Saturday, January 9, 2010

Looking for Sanity in London

i am sitting here in a starbucks trying to collect myself before i walk out into this freezing weather.

it has been another dreary day that is beyond bitingly-cold. but i must say that the music in this damn starbucks is rocking.

now this is a shame when i say that the music in this starbucks off of tottenham court road is better than most stations in the US.

but i ain't gonna front, i have never sang a Stevie Wonder or Bob Marley song so hard because i appreciate the genius of black folk.

what happened america?

captialism and commodification of art.

we have juiced and exploited creative art to a skinny, ashen hooker on a dark street corner in vegas that can't get a john if she sells it for a penny a pounce.

anyway, the first days here were quite culture shocking as i plowed through a dozen black folk on the street to find out exactly where the black folk hang out.

repeatedly, i was told, we don't do that in london. we are BRITISH. and so i said to myself, how does being british erase being black?

so i walked for several days in disappointment and scratched my head.

i am dealing with my racialist americanness....until i was stopped by a white british guy who immediately started talking about the problem of blacks in the UK and connected it to the underwear (aka booty-shorts) bomber.

ahh, so the pale horse that sits on the highest of seven hills emerged in the face a plump and tender-looking old bloke.

but, i was not worried about this absurd chit-chat. i was on a hunt for my people.

i went to brixton. but it was on a weekday and the working class folk well, were working.

i was about to trot to east and southeast london for the africans, but the bitter cold and snow storm, put a hold on that. the last thing you want to do is be in the cold and lost. shit.

so i returned to my small little hostel that is no bigger than my closet. did i tell you i have been sharing a bathroom. oh excuse me, that is not proper. i have been sharing 2 toilets and 2 showers with about 30 other backsides.

the other night one toilet had unflushed shit and the other, full of piss. wow. what a day. fuck it. i got a cup and made my own chamber pot. wish i could throw this bitch outta window.

and this also may sound gross, but fuck the showers, i've been taking bird baths. my aunt call's them "ho-baths." but whatever they are, after about three, this light wash-and-go gets really unpleasant.

but that is not my worry, i am looking for black people and i am not feeling too good. they pass me by on the street when i greet them. am i back in new york for fuck's sake.

then i bump into an african tube worker who tells me there are a lot of people who front with proper british accents and british passports, who seem to not get they will never be ENGLISH.

clarity. thank you. but i am sad and losing my sanity.


i want to see and smell my folk in raw and uncut form. where dey at lawd.

so in disappointment i attended that blackest thing i saw in centre london, the play, "cat on a hot tin roof." and dare i say it, it was damn good. james earl jones and phylicia rashad (aka ms. huxtable) killed it!

and it was there that i saw them, black people, well not by the ten folds, but at least a couple of dozen.

and i heard john legend singing in the distant, "heaven only knows, heaven only knows."

i sat in front of two lovely sisters who debunked what i had been told by all these nonchalant "brothers." black does exist on this small empire island. oh yes it does.

i sighed with tears in my eyes. "yes, dere is a gawd."

do you mean to tell me that estelle and idris elba aren't they only cool black folk.

you mean there is a place i can be with people who look like me and are comfortable with calling themselves, "bahlack."

woosahhh EcoSoul.

so off i go to something called the black grape for comedy and music. wish me luck. blog on, EcoSci

5 ish talking intellectuals holla at a sista:

Reggie said...

Good luck with that and do enjoy your vacation.

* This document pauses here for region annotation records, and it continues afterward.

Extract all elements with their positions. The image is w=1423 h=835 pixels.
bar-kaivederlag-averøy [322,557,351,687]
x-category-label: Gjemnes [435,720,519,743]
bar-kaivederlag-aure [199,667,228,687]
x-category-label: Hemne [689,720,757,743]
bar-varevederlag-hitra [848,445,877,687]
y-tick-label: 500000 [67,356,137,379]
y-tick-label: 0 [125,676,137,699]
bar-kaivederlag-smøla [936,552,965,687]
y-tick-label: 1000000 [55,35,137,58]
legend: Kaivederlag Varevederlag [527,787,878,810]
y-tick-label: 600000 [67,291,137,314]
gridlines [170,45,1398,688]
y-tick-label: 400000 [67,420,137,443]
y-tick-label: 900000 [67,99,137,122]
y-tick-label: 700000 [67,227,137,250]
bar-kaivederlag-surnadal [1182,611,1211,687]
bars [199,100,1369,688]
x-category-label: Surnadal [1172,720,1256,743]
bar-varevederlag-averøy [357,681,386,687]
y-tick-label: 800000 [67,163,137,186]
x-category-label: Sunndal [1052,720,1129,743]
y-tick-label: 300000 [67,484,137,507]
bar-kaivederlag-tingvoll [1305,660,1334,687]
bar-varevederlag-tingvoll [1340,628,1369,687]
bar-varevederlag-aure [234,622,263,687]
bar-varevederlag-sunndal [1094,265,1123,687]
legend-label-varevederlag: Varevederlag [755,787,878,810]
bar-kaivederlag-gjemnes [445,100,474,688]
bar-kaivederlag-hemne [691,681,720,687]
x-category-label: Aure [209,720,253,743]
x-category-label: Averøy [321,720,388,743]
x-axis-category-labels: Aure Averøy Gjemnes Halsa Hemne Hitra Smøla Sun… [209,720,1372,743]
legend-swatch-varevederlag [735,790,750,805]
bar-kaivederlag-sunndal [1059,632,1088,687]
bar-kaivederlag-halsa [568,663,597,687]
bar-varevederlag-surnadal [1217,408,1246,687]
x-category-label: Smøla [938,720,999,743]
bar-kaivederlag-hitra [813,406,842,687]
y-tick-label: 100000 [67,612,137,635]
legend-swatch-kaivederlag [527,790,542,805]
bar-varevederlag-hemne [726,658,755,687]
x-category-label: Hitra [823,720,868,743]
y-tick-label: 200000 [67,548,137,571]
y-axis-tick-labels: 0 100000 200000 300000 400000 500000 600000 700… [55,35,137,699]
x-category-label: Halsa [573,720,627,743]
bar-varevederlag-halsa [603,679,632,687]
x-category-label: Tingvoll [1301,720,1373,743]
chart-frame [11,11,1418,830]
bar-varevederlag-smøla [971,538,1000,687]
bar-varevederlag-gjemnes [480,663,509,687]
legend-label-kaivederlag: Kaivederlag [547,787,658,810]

One of these days I'm going to head to London myself; but I WILL NOT be sharing a shitter with 30 other people. I draw the line there. I remember days gone by when I lived in a boarding house in college......that's not for me anymore.

A penny a pounce you say.....I've got a nickel doing nothing!!!

soul said...

London can be a very lonely city and to survive many assimilate and accept the daily discrimination as 'joking'.

This is also the worst time to come here because half it's FREEZING. everyone hibernates in the winter or most people are on their extended holidays back in their country of origin.

P.S. Us Africans are everywhere. The Jamaicans are in Harlesden, Neasden, Willesden, Hackney e.t.c..

Try the southbank for a place to simply relax or see about the entertainment (get off at embankment tube station)
Come back in summer and I'll write you a guide :)

EcoSoul said...

ahhh, soul thank you for the informaiton. i will be back and be ready to conquer british isles.

Goddess Intellect said...

London...wow it sounds like Toronto..I hope you enjoy the rest of your trip..
You wrote nothing about the food....

EcoSoul said...

goddess intellect. there was one place where i had the best king fish and rice'n peas. other than that, yuckee.